One snowboarder sustained a career-ending traumatic brain injury when he was training to compete in the 2010 Vancouver Olympics. This head injury came just a few weeks after another fall in which he hit his head very hard while performing a trick that he knew well. Since suffering his traumatic brain injury, he has been unable to compete as a snowboarder.
He explains that he understands now that his brain injury may not have been as severe if he had not hit his head in a fall several weeks before his serious accident. While his accident occurred more than three years ago, this snowboarder is still impacted by his brain injury. And, in order to reach where he is today, he has had to go through years of rehabilitation work. His rehab has helped him regain motor skills, vision, and memory.

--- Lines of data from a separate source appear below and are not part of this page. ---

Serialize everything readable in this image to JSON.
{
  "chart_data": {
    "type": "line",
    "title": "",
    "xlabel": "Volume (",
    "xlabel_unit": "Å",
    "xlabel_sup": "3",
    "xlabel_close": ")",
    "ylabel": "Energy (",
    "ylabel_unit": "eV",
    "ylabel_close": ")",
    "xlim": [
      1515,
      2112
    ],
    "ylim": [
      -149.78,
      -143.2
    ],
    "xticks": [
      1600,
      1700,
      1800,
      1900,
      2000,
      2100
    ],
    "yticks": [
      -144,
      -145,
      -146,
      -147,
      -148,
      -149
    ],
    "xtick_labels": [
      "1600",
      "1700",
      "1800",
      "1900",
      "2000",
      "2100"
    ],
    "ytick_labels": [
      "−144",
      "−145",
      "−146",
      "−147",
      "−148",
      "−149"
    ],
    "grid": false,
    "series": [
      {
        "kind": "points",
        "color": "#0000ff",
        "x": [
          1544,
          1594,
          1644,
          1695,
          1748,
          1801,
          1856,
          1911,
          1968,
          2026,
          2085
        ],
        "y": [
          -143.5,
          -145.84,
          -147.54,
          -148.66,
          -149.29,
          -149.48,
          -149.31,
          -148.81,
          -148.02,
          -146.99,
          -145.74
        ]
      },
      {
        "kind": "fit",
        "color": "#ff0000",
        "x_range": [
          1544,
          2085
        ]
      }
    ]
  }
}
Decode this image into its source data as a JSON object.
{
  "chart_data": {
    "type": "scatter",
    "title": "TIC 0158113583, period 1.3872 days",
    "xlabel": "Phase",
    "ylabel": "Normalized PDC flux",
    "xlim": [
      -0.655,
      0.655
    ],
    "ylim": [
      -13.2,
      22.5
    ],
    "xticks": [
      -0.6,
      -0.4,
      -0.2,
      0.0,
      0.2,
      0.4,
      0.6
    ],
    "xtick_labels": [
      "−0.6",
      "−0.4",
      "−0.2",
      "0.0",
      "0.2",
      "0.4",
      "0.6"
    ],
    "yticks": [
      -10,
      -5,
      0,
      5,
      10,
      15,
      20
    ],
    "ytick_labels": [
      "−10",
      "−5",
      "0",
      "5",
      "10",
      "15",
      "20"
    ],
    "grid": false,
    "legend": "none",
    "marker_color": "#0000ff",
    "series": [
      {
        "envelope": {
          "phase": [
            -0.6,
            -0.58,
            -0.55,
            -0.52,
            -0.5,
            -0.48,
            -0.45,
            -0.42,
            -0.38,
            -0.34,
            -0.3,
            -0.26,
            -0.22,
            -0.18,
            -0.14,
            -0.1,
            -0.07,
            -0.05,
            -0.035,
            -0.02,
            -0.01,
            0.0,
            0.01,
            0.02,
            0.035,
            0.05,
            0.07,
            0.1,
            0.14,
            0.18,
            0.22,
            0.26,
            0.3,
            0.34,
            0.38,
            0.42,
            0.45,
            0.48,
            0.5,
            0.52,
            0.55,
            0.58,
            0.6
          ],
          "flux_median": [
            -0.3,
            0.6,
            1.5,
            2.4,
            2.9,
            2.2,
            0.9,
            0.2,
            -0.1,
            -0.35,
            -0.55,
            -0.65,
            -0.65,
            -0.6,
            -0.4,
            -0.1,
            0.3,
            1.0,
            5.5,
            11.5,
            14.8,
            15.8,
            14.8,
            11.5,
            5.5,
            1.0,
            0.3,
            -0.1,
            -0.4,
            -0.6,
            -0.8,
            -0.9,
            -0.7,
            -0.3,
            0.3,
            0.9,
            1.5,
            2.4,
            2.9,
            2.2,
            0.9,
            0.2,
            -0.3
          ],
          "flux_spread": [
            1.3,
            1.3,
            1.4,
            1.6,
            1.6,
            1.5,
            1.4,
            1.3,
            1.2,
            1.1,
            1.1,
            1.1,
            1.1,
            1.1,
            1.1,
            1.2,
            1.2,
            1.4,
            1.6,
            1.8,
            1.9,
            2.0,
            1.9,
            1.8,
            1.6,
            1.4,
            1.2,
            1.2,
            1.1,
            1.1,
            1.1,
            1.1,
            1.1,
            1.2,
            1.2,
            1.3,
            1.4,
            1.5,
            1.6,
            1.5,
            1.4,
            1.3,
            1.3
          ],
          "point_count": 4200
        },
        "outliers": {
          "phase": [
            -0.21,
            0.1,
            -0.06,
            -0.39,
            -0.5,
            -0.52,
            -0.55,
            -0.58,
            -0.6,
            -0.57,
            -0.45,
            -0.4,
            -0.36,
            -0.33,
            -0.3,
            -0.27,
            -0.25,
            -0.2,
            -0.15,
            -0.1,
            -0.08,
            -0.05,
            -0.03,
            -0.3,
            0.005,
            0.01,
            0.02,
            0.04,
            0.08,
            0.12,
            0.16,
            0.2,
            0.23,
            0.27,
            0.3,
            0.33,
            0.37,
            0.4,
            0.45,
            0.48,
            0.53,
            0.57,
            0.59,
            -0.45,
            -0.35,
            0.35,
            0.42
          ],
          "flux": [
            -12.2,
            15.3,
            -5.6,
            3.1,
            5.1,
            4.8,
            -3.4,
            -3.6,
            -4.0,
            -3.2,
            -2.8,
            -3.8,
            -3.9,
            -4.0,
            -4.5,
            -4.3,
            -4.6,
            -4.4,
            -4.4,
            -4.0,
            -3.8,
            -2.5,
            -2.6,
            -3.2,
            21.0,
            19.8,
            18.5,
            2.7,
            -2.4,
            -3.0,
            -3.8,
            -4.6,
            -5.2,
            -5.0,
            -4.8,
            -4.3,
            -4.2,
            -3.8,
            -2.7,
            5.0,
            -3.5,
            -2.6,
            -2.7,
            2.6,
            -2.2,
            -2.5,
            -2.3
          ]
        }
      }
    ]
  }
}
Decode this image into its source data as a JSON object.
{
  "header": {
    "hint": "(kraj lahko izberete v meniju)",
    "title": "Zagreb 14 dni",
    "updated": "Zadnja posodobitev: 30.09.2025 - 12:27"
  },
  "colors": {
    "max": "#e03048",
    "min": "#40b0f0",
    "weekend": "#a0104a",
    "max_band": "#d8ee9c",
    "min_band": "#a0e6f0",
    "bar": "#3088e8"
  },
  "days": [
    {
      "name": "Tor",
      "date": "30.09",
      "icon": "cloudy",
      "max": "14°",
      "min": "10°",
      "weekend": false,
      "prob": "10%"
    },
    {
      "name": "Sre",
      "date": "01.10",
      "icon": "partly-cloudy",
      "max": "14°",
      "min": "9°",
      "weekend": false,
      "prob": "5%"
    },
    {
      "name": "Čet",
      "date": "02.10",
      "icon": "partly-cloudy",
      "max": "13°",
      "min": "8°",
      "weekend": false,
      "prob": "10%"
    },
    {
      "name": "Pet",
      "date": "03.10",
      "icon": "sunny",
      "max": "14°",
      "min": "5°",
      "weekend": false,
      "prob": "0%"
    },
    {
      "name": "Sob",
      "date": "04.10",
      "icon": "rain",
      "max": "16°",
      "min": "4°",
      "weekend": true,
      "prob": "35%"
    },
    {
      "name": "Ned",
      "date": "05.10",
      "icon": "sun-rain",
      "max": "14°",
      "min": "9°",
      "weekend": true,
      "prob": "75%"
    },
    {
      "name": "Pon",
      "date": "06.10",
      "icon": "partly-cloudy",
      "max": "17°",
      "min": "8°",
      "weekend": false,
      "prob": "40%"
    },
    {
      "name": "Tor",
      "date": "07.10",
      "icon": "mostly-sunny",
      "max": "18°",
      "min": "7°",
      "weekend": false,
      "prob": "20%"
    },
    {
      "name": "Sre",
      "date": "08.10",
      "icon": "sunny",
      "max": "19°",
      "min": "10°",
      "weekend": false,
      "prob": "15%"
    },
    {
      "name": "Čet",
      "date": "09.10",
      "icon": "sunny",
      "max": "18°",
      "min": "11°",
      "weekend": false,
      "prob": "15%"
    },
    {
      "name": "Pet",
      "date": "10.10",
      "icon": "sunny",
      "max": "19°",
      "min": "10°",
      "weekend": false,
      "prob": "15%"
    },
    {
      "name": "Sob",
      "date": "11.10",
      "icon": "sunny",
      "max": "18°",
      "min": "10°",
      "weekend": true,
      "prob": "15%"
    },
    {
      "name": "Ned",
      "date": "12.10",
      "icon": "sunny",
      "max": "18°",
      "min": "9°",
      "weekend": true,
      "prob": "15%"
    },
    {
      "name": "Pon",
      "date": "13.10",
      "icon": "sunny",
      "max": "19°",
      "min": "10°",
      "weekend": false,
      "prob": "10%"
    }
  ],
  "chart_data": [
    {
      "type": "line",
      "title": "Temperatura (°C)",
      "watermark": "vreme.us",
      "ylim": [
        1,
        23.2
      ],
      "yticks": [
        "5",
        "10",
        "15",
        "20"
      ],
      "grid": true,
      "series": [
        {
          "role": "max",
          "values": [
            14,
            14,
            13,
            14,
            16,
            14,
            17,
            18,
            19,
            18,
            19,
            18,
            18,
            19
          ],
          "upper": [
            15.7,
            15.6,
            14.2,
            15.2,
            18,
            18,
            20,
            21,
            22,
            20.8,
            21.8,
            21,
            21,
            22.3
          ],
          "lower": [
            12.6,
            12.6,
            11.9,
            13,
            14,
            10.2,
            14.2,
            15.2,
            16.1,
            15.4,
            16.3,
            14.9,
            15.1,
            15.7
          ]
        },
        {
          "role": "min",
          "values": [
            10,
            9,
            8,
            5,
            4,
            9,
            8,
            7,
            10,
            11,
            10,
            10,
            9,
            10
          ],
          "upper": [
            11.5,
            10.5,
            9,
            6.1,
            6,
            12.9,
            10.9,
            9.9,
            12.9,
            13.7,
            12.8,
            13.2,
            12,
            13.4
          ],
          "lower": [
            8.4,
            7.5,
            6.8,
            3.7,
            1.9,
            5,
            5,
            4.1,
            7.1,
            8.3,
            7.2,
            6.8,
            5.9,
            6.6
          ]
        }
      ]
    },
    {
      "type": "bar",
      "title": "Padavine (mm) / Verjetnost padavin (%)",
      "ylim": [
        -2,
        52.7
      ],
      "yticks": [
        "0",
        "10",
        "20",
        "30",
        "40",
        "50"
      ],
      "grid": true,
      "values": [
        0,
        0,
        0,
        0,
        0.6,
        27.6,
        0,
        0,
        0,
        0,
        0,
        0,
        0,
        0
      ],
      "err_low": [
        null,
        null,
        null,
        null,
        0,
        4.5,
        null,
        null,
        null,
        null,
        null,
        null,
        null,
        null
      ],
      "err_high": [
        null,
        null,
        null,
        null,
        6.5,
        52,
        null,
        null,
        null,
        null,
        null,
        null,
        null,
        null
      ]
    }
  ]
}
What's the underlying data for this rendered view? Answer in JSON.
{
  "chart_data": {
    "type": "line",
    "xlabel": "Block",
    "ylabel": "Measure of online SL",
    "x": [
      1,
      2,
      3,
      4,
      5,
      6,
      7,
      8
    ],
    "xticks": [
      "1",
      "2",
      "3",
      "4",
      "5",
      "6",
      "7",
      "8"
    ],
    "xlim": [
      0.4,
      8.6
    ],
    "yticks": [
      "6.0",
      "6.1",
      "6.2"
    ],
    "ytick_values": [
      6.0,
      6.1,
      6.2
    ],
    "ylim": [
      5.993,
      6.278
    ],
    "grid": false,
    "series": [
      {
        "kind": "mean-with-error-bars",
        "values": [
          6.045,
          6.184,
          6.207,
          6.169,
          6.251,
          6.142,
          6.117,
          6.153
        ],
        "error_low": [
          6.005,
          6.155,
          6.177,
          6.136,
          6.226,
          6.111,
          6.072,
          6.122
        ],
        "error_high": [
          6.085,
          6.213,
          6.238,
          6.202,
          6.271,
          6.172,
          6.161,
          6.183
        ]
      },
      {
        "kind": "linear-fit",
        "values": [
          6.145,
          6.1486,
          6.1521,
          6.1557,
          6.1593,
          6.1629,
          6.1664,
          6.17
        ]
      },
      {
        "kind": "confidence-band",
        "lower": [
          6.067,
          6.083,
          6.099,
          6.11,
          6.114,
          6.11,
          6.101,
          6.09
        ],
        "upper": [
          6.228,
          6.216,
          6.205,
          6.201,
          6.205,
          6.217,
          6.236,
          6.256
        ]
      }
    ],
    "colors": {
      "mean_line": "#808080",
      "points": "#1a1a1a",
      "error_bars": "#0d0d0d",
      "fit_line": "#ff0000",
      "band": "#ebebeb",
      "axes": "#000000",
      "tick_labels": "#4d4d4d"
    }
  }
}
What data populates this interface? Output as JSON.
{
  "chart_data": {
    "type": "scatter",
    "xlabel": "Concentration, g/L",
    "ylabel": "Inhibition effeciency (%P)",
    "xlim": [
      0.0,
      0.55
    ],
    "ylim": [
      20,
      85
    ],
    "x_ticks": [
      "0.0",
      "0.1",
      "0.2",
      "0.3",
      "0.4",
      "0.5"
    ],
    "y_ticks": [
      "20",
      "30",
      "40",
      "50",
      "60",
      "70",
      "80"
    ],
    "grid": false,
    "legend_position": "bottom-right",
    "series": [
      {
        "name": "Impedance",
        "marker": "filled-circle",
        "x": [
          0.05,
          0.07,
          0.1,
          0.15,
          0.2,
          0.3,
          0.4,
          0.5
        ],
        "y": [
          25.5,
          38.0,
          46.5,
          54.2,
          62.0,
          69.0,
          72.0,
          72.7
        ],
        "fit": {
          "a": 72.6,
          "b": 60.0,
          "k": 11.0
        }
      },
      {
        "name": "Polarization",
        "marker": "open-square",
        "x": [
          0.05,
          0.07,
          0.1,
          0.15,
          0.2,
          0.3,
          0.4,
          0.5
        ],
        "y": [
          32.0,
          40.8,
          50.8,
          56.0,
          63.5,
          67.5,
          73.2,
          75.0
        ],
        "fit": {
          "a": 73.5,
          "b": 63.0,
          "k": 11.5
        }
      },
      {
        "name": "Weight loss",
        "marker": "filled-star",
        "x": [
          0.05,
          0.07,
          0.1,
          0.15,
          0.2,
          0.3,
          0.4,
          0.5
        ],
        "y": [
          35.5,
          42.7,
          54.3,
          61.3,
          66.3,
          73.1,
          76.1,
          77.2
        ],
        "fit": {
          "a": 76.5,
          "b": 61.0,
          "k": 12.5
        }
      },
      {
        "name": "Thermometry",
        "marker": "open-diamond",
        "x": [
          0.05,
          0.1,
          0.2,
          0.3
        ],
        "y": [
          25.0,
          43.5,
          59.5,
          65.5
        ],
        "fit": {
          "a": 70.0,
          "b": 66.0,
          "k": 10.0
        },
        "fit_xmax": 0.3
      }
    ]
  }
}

However, he still does not know how his brain injury will continue to impact him in the long-term. He states, "It's not a bad enough injury that it takes you out for good, but it is a bad enough injury that it will take you out for good in the long run." Since little research has been done on the effects of brain injuries or concussions sustained by snowboarders and skiers, it is not known how these injuries will impact athletes in the long-term.
It is possible that more severe effects of brain injuries and concussions will arise decades from now. Researchers and athletes do know that a hard fall or a brain injury can seriously impact one's abilities in the present.
If a person suffers a serious head or brain injury as a result of another person's negligence, he or she may be able to seek compensation for expenses incurred as a result of the negligence.